By Maxine Bernstein
oregonlive.com
SALEM, Ore. — Legislators in Oregon are examining a law on the books that now gives police authority to declare unlawful assemblies, which Portland police and other agencies used frequently during months of mass protests in the past year.
The American Civil Liberties Union of Oregon has called on the Legislature to repeal the law.
Police chiefs and sheriffs across the state counter that their ability to declare unlawful assemblies is an effective way to prevent violence, yet they do think changes should be made to the language in the law.
Under the law, police or sheriff’s deputies or any chief executive officer in Oregon such as a mayor or county — can command dispersal when five or more people, whether armed or not, are “unlawfully or riotously assembled” in any city, county, town or village.

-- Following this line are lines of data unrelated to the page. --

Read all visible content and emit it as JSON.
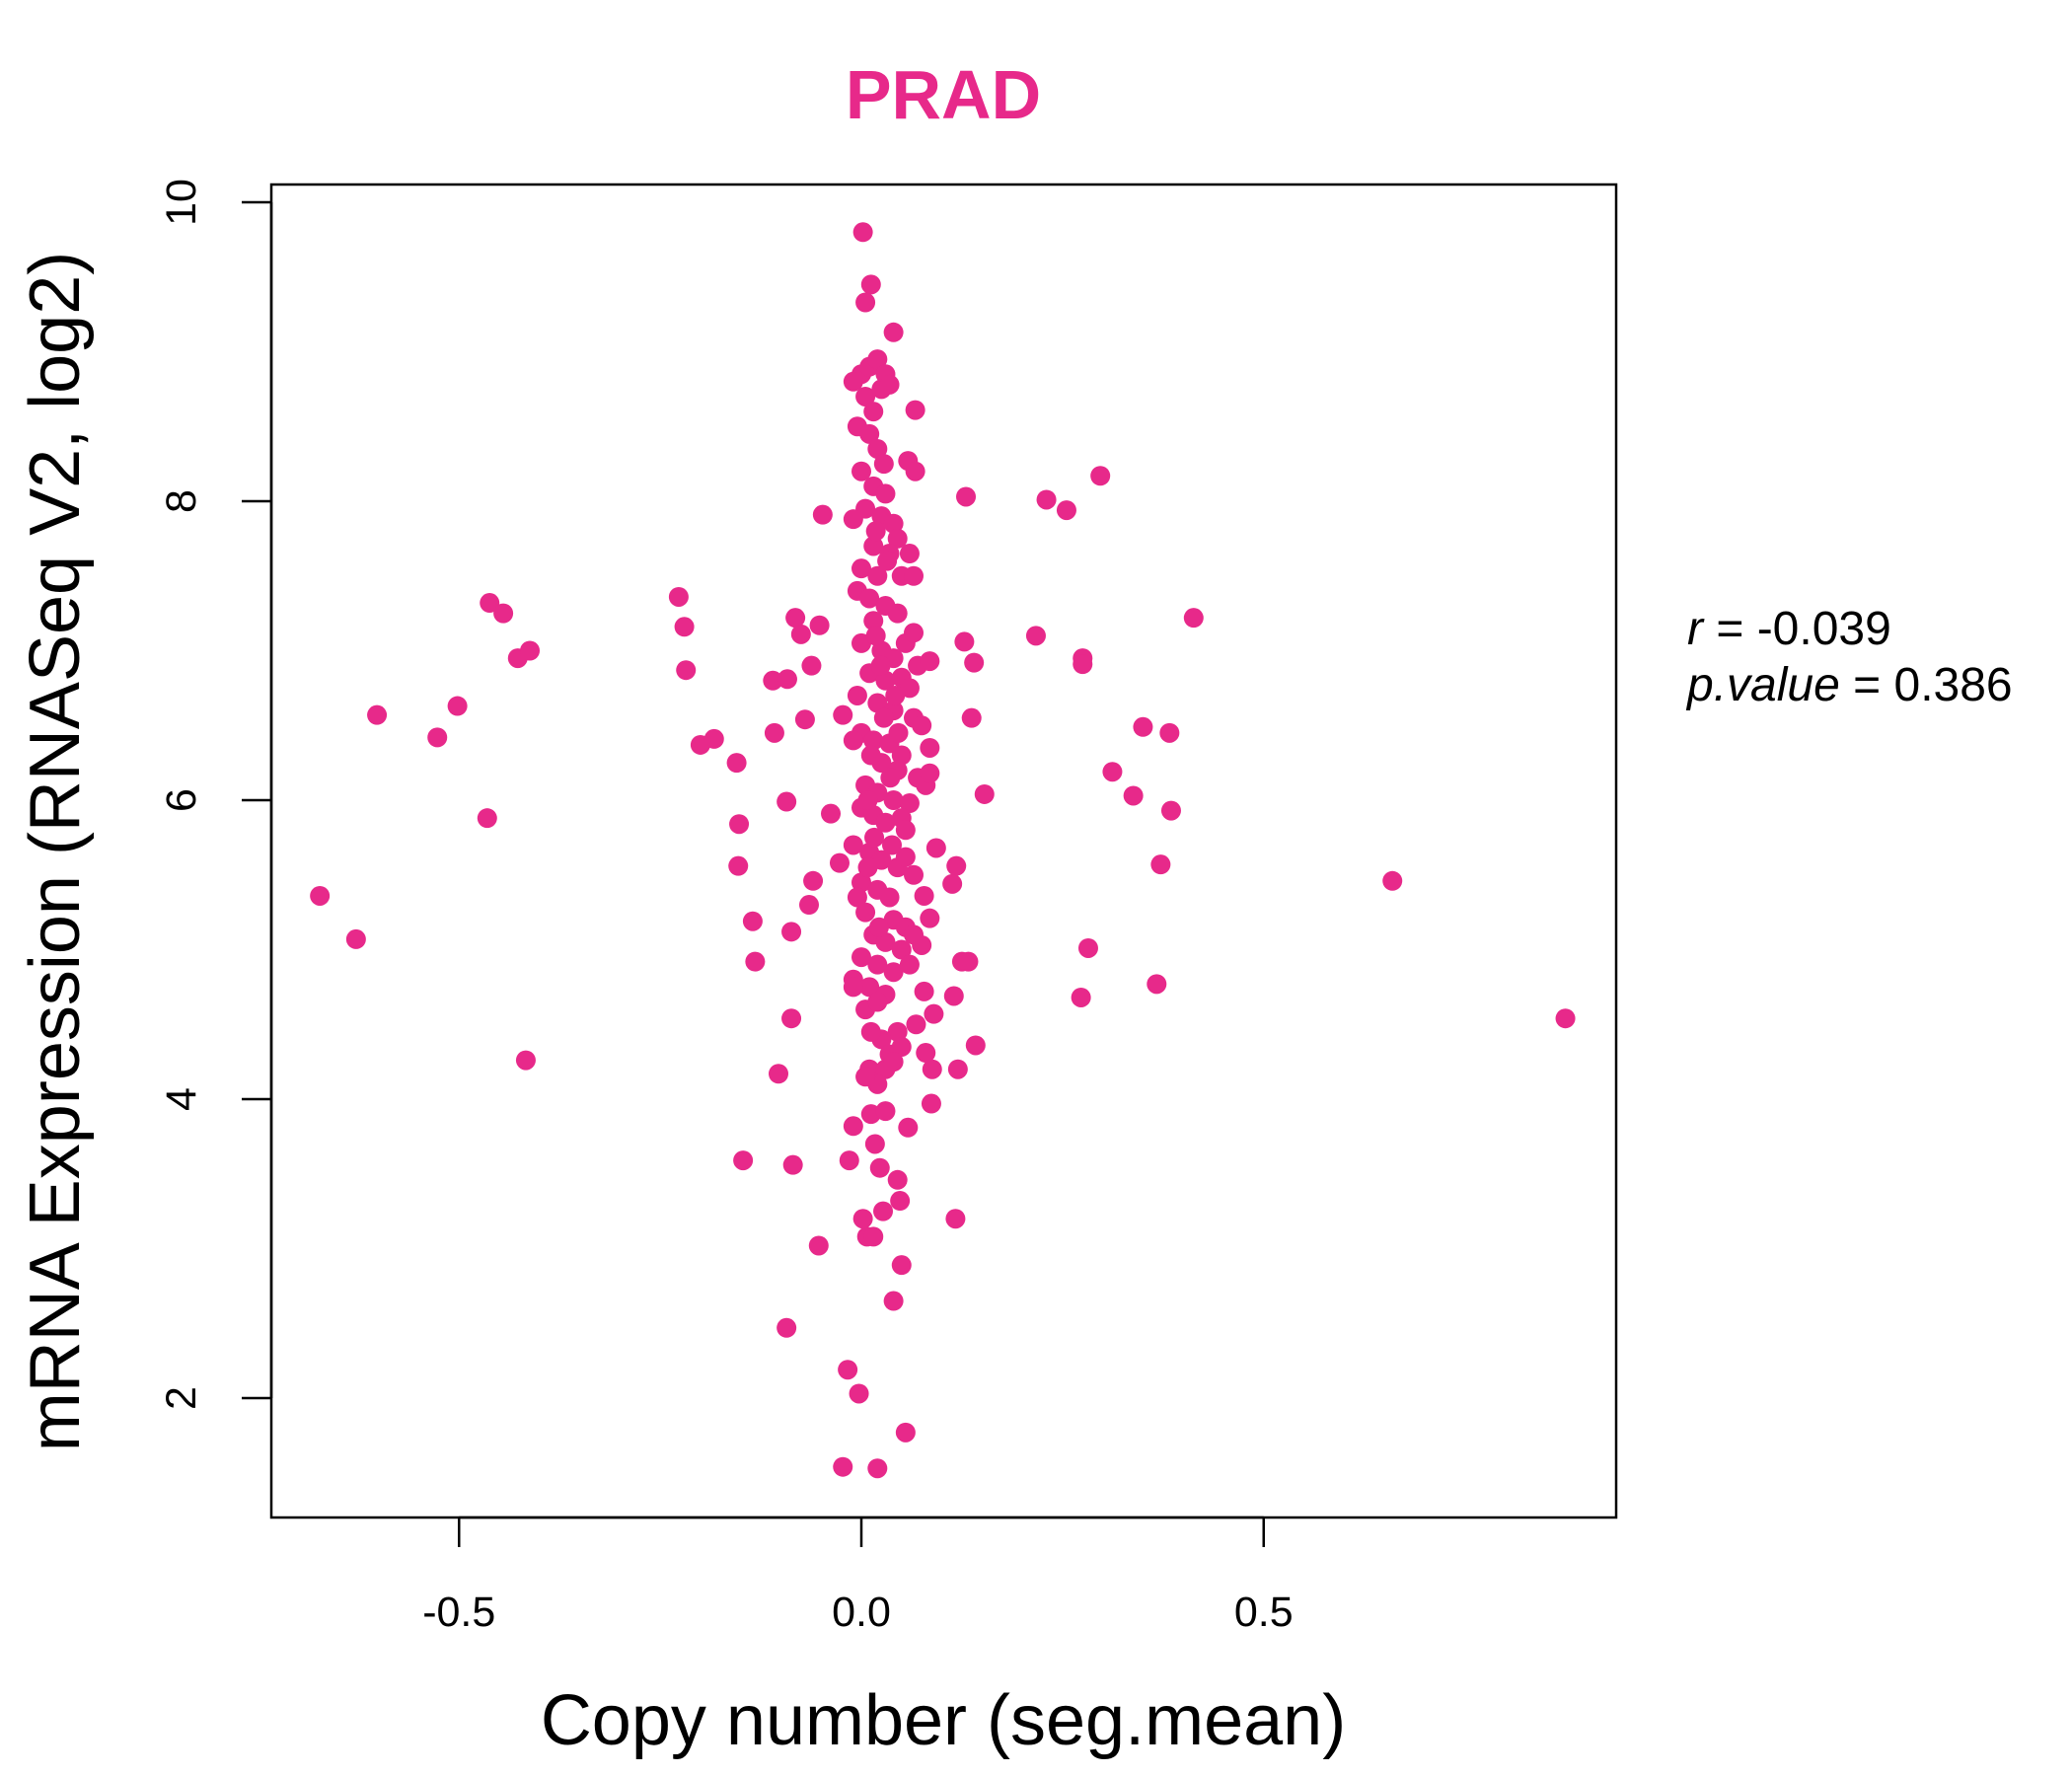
{
  "chart_data": {
    "type": "scatter",
    "title": "PRAD",
    "xlabel": "Copy number (seg.mean)",
    "ylabel": "mRNA Expression (RNASeq V2, log2)",
    "xlim": [
      -0.72,
      0.91
    ],
    "ylim": [
      1.35,
      10.1
    ],
    "x_ticks": [
      -0.5,
      0.0,
      0.5
    ],
    "x_tick_labels": [
      "-0.5",
      "0.0",
      "0.5"
    ],
    "y_ticks": [
      2,
      4,
      6,
      8,
      10
    ],
    "y_tick_labels": [
      "2",
      "4",
      "6",
      "8",
      "10"
    ],
    "grid": false,
    "point_color": "#E7298A",
    "annotations": {
      "r_label": "r",
      "r_value": "= -0.039",
      "p_label": "p.value",
      "p_value": "= 0.386"
    },
    "points": [
      [
        -0.673,
        5.36
      ],
      [
        -0.628,
        5.07
      ],
      [
        -0.602,
        6.57
      ],
      [
        -0.527,
        6.42
      ],
      [
        -0.502,
        6.63
      ],
      [
        -0.465,
        5.88
      ],
      [
        -0.462,
        7.32
      ],
      [
        -0.445,
        7.25
      ],
      [
        -0.427,
        6.95
      ],
      [
        -0.412,
        7.0
      ],
      [
        -0.417,
        4.26
      ],
      [
        -0.227,
        7.36
      ],
      [
        -0.22,
        7.16
      ],
      [
        -0.218,
        6.87
      ],
      [
        -0.2,
        6.37
      ],
      [
        -0.183,
        6.41
      ],
      [
        -0.155,
        6.25
      ],
      [
        -0.152,
        5.84
      ],
      [
        -0.153,
        5.56
      ],
      [
        -0.135,
        5.19
      ],
      [
        -0.132,
        4.92
      ],
      [
        -0.147,
        3.59
      ],
      [
        -0.11,
        6.8
      ],
      [
        -0.092,
        6.81
      ],
      [
        -0.108,
        6.45
      ],
      [
        -0.093,
        5.99
      ],
      [
        -0.103,
        4.17
      ],
      [
        -0.087,
        5.12
      ],
      [
        -0.087,
        4.54
      ],
      [
        -0.085,
        3.56
      ],
      [
        -0.093,
        2.47
      ],
      [
        -0.082,
        7.22
      ],
      [
        -0.075,
        7.11
      ],
      [
        -0.07,
        6.54
      ],
      [
        -0.062,
        6.9
      ],
      [
        -0.06,
        5.46
      ],
      [
        -0.065,
        5.3
      ],
      [
        -0.052,
        7.17
      ],
      [
        -0.048,
        7.91
      ],
      [
        -0.053,
        3.02
      ],
      [
        -0.038,
        5.91
      ],
      [
        -0.027,
        5.58
      ],
      [
        -0.023,
        6.57
      ],
      [
        -0.015,
        3.59
      ],
      [
        -0.017,
        2.19
      ],
      [
        -0.003,
        2.03
      ],
      [
        -0.023,
        1.54
      ],
      [
        0.02,
        1.53
      ],
      [
        0.055,
        1.77
      ],
      [
        0.04,
        2.65
      ],
      [
        0.05,
        2.89
      ],
      [
        0.002,
        9.8
      ],
      [
        0.012,
        9.45
      ],
      [
        0.005,
        9.33
      ],
      [
        0.04,
        9.13
      ],
      [
        0.067,
        8.61
      ],
      [
        0.058,
        8.27
      ],
      [
        0.067,
        8.2
      ],
      [
        0.13,
        8.03
      ],
      [
        0.23,
        8.01
      ],
      [
        0.255,
        7.94
      ],
      [
        0.297,
        8.17
      ],
      [
        0.413,
        7.22
      ],
      [
        0.217,
        7.1
      ],
      [
        0.128,
        7.06
      ],
      [
        0.14,
        6.92
      ],
      [
        0.275,
        6.95
      ],
      [
        0.275,
        6.91
      ],
      [
        0.137,
        6.55
      ],
      [
        0.35,
        6.49
      ],
      [
        0.383,
        6.45
      ],
      [
        0.312,
        6.19
      ],
      [
        0.338,
        6.03
      ],
      [
        0.385,
        5.93
      ],
      [
        0.153,
        6.04
      ],
      [
        0.372,
        5.57
      ],
      [
        0.66,
        5.46
      ],
      [
        0.282,
        5.01
      ],
      [
        0.273,
        4.68
      ],
      [
        0.367,
        4.77
      ],
      [
        0.875,
        4.54
      ],
      [
        0.118,
        5.56
      ],
      [
        0.093,
        5.68
      ],
      [
        0.113,
        5.44
      ],
      [
        0.125,
        4.92
      ],
      [
        0.133,
        4.92
      ],
      [
        0.115,
        4.69
      ],
      [
        0.142,
        4.36
      ],
      [
        0.12,
        4.2
      ],
      [
        0.117,
        3.2
      ],
      [
        0.087,
        3.97
      ],
      [
        0.058,
        3.81
      ],
      [
        0.088,
        4.2
      ],
      [
        0.08,
        4.31
      ],
      [
        0.09,
        4.57
      ],
      [
        0.078,
        4.72
      ],
      [
        0.085,
        5.21
      ],
      [
        0.078,
        5.36
      ],
      [
        0.075,
        5.03
      ],
      [
        0.068,
        4.5
      ],
      [
        0.048,
        3.32
      ],
      [
        0.045,
        3.46
      ],
      [
        0.027,
        3.25
      ],
      [
        0.023,
        3.54
      ],
      [
        0.007,
        3.08
      ],
      [
        0.002,
        3.2
      ],
      [
        -0.01,
        3.82
      ],
      [
        0.012,
        3.9
      ],
      [
        0.03,
        3.92
      ],
      [
        0.017,
        3.7
      ],
      [
        0.015,
        3.08
      ],
      [
        0.0,
        8.85
      ],
      [
        0.01,
        8.9
      ],
      [
        0.02,
        8.95
      ],
      [
        0.03,
        8.85
      ],
      [
        -0.01,
        8.8
      ],
      [
        0.005,
        8.7
      ],
      [
        0.025,
        8.75
      ],
      [
        0.015,
        8.6
      ],
      [
        0.035,
        8.78
      ],
      [
        -0.005,
        8.5
      ],
      [
        0.01,
        8.45
      ],
      [
        0.02,
        8.35
      ],
      [
        0.0,
        8.2
      ],
      [
        0.015,
        8.1
      ],
      [
        0.03,
        8.05
      ],
      [
        0.005,
        7.95
      ],
      [
        0.025,
        7.9
      ],
      [
        0.04,
        7.85
      ],
      [
        -0.01,
        7.88
      ],
      [
        0.045,
        7.75
      ],
      [
        0.015,
        7.7
      ],
      [
        0.035,
        7.65
      ],
      [
        0.0,
        7.55
      ],
      [
        0.02,
        7.5
      ],
      [
        0.05,
        7.5
      ],
      [
        0.06,
        7.65
      ],
      [
        0.065,
        7.5
      ],
      [
        -0.005,
        7.4
      ],
      [
        0.01,
        7.35
      ],
      [
        0.03,
        7.3
      ],
      [
        0.045,
        7.25
      ],
      [
        0.015,
        7.2
      ],
      [
        0.055,
        7.05
      ],
      [
        0.065,
        7.12
      ],
      [
        0.0,
        7.05
      ],
      [
        0.025,
        7.0
      ],
      [
        0.04,
        6.95
      ],
      [
        0.07,
        6.9
      ],
      [
        0.085,
        6.93
      ],
      [
        0.01,
        6.85
      ],
      [
        0.03,
        6.8
      ],
      [
        0.05,
        6.82
      ],
      [
        0.06,
        6.75
      ],
      [
        -0.005,
        6.7
      ],
      [
        0.02,
        6.65
      ],
      [
        0.04,
        6.6
      ],
      [
        0.065,
        6.55
      ],
      [
        0.075,
        6.5
      ],
      [
        0.0,
        6.45
      ],
      [
        0.015,
        6.4
      ],
      [
        0.035,
        6.38
      ],
      [
        0.05,
        6.3
      ],
      [
        0.085,
        6.35
      ],
      [
        -0.01,
        6.4
      ],
      [
        0.025,
        6.25
      ],
      [
        0.045,
        6.2
      ],
      [
        0.07,
        6.15
      ],
      [
        0.08,
        6.1
      ],
      [
        0.085,
        6.18
      ],
      [
        0.005,
        6.1
      ],
      [
        0.02,
        6.05
      ],
      [
        0.04,
        6.0
      ],
      [
        0.06,
        5.98
      ],
      [
        0.0,
        5.95
      ],
      [
        0.015,
        5.9
      ],
      [
        0.03,
        5.85
      ],
      [
        0.05,
        5.88
      ],
      [
        0.055,
        5.8
      ],
      [
        -0.01,
        5.7
      ],
      [
        0.01,
        5.65
      ],
      [
        0.025,
        5.6
      ],
      [
        0.045,
        5.55
      ],
      [
        0.055,
        5.62
      ],
      [
        0.065,
        5.5
      ],
      [
        0.0,
        5.45
      ],
      [
        0.02,
        5.4
      ],
      [
        0.035,
        5.35
      ],
      [
        -0.005,
        5.35
      ],
      [
        0.005,
        5.25
      ],
      [
        0.04,
        5.2
      ],
      [
        0.055,
        5.15
      ],
      [
        0.065,
        5.1
      ],
      [
        0.015,
        5.1
      ],
      [
        0.03,
        5.05
      ],
      [
        0.05,
        5.0
      ],
      [
        0.0,
        4.95
      ],
      [
        0.02,
        4.9
      ],
      [
        0.04,
        4.85
      ],
      [
        0.06,
        4.9
      ],
      [
        -0.01,
        4.8
      ],
      [
        0.01,
        4.75
      ],
      [
        0.03,
        4.7
      ],
      [
        -0.01,
        4.75
      ],
      [
        0.005,
        4.6
      ],
      [
        0.02,
        4.65
      ],
      [
        0.045,
        4.45
      ],
      [
        0.025,
        4.4
      ],
      [
        0.035,
        4.3
      ],
      [
        0.05,
        4.35
      ],
      [
        0.01,
        4.2
      ],
      [
        0.03,
        4.2
      ],
      [
        0.04,
        4.25
      ],
      [
        0.02,
        4.1
      ],
      [
        0.005,
        4.15
      ],
      [
        0.012,
        6.3
      ],
      [
        0.028,
        6.55
      ],
      [
        0.018,
        7.1
      ],
      [
        0.032,
        7.6
      ],
      [
        0.008,
        6.0
      ],
      [
        0.038,
        5.7
      ],
      [
        0.022,
        5.15
      ],
      [
        0.012,
        4.45
      ],
      [
        0.042,
        6.7
      ],
      [
        0.018,
        7.8
      ],
      [
        0.028,
        8.25
      ],
      [
        0.008,
        5.55
      ],
      [
        0.036,
        6.15
      ],
      [
        0.024,
        6.9
      ],
      [
        0.016,
        5.75
      ],
      [
        0.046,
        6.45
      ]
    ]
  }
}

If people are commanded to leave an area and don’t immediately do so, the law also says, “The officer must arrest them or cause them to be arrested” and they may be punished by law.
Kelly Simon, interim legal director of the ACLU of Oregon, said the law doesn’t define what constitutes an unlawful assembly and gives police too much discretion. It’s been more frequently used against left-wing demonstrators than against right-wing demonstrators in Oregon, she said.
Simon told lawmakers that a separate statute allows for the criminal charge of riot, so the state doesn’t need the unlawful assembly statute.
A person commits riot under state law if they’re participating with five or more people “engaged in tumultuous and violent conduct” and intentionally or recklessly creating “a grave risk of causing public alarm.”
House Bill 3059, sponsored by state Rep. Janelle Bynum, D- Clackamas, at the request of the ACLU, is one of a number of police reform and criminal justice proposals introduced this legislative session. The House Subcommittee on Equitable Policing held a hearing on it Monday morning.
Eugene Police Chief Chris Skinner, representing the state police chiefs’ and sheriffs’ associations, said unlawful assembly declarations allow police to move a crowd before extreme violence occurs.
The declarations are usually made by incident commanders or a chief in a police command center – not officers on the ground, he said.
[READ: 5 steps of riot prep: How to do crowd control correctly]
For example, he said Eugene police declared an unlawful assembly in early January and broke up a crowd of about 70 people as officers attempted to intervene and arrest six people fighting in the middle of a Eugene street. That occurred days after the Jan. 6 takeover of the U.S. Capitol, Skinner said.
Dispersing the crowd was necessary, he said, to allow officers to safely move in to make arrests and helped “defuse” a volatile situation.
Police chiefs and sheriffs highlighted as a problem, though, the law’s clause that says police “must arrest” people who don’t disperse once an order is given.
“There’s no chance we would ever do that,” Skinner told lawmakers.
Michael Selvaggio, lobbyist for the Oregon Coalition of Police and Sheriffs, echoed the need for amending the law.
“Simply being caught in the middle of a riot shouldn’t be automatic means for arrest,” Selvaggio said.
That’s been a common complaint in Portland among people who have sued the city and Police Bureau or the U.S. Department of Homeland Security, arguing that they were unfairly targeted with less-lethal munitions for simply being bystanders.
Nick Chaiyachkakorn of Portland presented testimony calling the unlawful assembly dispersals “an ineffective shakedown tactic.”
“Every time I’ve seen law enforcement in Portland disperse unlawful assemblies, it has not brought peace but simply given cause for left and right to keep protesting and escalating the conflict,” he said in written testimony. “It exacerbates conflict, rather than resolves it.”
The House subcommittee will consider any amendments to the proposed bill and then forward it to the House Judiciary Committee for review. The goal is to have a group of bills addressing police violence and systemic racism that can be brought to the House and Senate floors by March, Bynum said.